Aussitôt, ses hommes s’élancent vers Chris qui, sans réfléchir, file à grandes enjambées dans la direction opposée, pénétrant à l’aveugle dans la forêt devant lui. Des branches lui fouettent le visage. La forêt est dense d’arbustes et de fougères hautes de deux mètres. D’étranges fleurs multicolores en tapissent le sol.

Les bras en avant pour se protéger, il trébuche sur une souche, puis se relève d’une roulade avec une agilité qui le déconcerte. Mais le bruit de ses assaillants tout proche le pousse à continuer de détaler. Après une dizaine de minutes à courir tel un poulet sans tête, il s’adosse à un arbre pour jauger la distance qui les sépare. N’ayant jamais été un grand sportif, il est étonné de n’être qu’à peine essoufflé.

Un frisson lui parcoure le corps – ils approchent. Lorsqu’enfin il quitte la forêt, une rivière lui barre le chemin – plus de cent vingt mètres de large, aucun pont visible de part et d’autre. De gros rochers arrondis par le frottement de l’eau forment ses berges, parsemées de vieux tronc de bois flotté. Le courant est fort, une eau d’une limpidité irréelle.

Ses assaillants à proximité, Chris n’a d’autre choix que de plonger en espérant qu’elle ne soit pas trop fraîche. Perdue, sa froideur lui glace le sang et coupe sa respiration – une sensation désagréable, comme si des centaines de poignards le transperçaient de part en part.

Les rives s’avèrent si abruptes qu’au bout de quelques mètres l’eau lui monte jusqu’au cou. Tout en nageant, il jette un œil derrière lui – Line le toise depuis la rive, entourée de ses hommes. Elle leur ordonne de la suivre, reprenant sa course vers l’amont de la rivière.

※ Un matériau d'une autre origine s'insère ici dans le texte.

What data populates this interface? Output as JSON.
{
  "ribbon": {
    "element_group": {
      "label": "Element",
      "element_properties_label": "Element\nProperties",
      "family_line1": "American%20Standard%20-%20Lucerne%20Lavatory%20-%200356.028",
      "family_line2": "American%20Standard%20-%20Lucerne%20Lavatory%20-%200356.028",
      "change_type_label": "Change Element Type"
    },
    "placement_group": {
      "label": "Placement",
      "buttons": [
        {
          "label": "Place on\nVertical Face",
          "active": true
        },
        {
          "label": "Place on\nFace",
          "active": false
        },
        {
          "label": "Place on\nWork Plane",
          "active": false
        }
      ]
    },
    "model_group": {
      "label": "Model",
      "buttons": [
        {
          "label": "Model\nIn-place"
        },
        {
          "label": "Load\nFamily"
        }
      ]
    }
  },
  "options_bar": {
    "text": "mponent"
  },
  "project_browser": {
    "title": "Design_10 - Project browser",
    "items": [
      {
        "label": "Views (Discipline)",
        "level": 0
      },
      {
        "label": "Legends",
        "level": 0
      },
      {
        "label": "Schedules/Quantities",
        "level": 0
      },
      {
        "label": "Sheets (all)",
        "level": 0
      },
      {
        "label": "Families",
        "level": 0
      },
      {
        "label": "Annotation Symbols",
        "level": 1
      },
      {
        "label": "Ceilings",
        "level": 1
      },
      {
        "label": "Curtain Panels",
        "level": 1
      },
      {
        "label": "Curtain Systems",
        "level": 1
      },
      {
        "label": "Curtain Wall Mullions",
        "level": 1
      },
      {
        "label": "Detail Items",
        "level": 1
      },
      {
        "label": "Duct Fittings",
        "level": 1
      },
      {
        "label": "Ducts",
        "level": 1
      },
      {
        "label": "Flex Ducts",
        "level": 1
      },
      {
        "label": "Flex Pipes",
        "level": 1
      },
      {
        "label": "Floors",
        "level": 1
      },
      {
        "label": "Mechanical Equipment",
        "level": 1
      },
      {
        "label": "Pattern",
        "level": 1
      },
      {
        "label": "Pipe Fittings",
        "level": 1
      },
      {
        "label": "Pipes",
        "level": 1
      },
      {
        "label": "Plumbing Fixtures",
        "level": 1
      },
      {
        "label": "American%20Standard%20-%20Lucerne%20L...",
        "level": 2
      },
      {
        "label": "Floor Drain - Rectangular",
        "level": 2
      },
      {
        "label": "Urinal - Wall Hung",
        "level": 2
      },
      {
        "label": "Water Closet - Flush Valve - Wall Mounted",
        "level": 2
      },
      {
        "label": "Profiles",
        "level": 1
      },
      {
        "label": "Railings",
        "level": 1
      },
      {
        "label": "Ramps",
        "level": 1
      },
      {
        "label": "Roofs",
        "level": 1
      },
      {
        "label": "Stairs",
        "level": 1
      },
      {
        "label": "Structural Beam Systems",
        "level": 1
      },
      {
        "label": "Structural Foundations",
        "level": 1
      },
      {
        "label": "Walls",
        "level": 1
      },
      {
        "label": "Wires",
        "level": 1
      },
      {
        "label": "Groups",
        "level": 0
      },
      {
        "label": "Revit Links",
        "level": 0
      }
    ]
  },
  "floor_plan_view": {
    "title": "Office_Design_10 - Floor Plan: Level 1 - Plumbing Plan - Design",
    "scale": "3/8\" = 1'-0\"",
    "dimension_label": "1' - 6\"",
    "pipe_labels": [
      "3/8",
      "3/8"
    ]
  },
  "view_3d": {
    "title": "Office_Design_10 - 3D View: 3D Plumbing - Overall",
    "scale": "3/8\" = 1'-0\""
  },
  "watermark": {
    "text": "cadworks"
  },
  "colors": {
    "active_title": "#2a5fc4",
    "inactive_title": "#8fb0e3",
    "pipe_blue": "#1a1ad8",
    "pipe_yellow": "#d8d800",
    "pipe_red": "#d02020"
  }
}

Luttant pour ne pas couler, tant ses vêtements mouillés lui pèsent, Chris a toutes les peines à garder la tête hors de l’eau. Le courant est si fort qu’au bout de dix mètres de traversée il a déjà dérivé d’une centaine en aval.

C’est alors qu’il se souvient d’une méthode de sauvetage vu à la télévision – dans cette émission où une sorte d’aventurier part en exploration dans des endroits hostiles. Il préconise de faire la planche et de se laisser dériver, jusqu’à atteindre un passage moins houleux pour rejoindre la rive.

Chris prend une grande inspiration, buvant la tasse au passage, puis se met en position. Rapidement, la sensation de flottement l’apaise et, malgré sa situation désespérée, il ne peut s’empêcher d’admirer le fabuleux paysage – des arbres gigantesques que l’automne naissant a parée d’or et de cuivre. Au loin se dresse une immense montagne au sommet enneigé. Trois lunes brillent dans le ciel bleu azur, tandis que le soleil percé les branches au feuillage roussit. Le vent apporte à ses narines de subtiles odeurs de fleurs et de sous-bois. Un sentiment d’intense plénitude l’envahit, porté par le délicat bercement de l’eau.

Mais le bruit sourd d’une chute d’eau se rapprochant le tire de ses rêveries. Le courant s’accélère dangereusement – Chris est ballotté par de violents remous. De plus en plus de rochers sont visibles à la surface et il tente de s’y agripper, en vain. Lorsque le bourdonnement de la cascade se fait assourdissant, il prend une grande inspiration. Souffrant d’acrophobie, son corps est figé par la hauteur de son plongeon.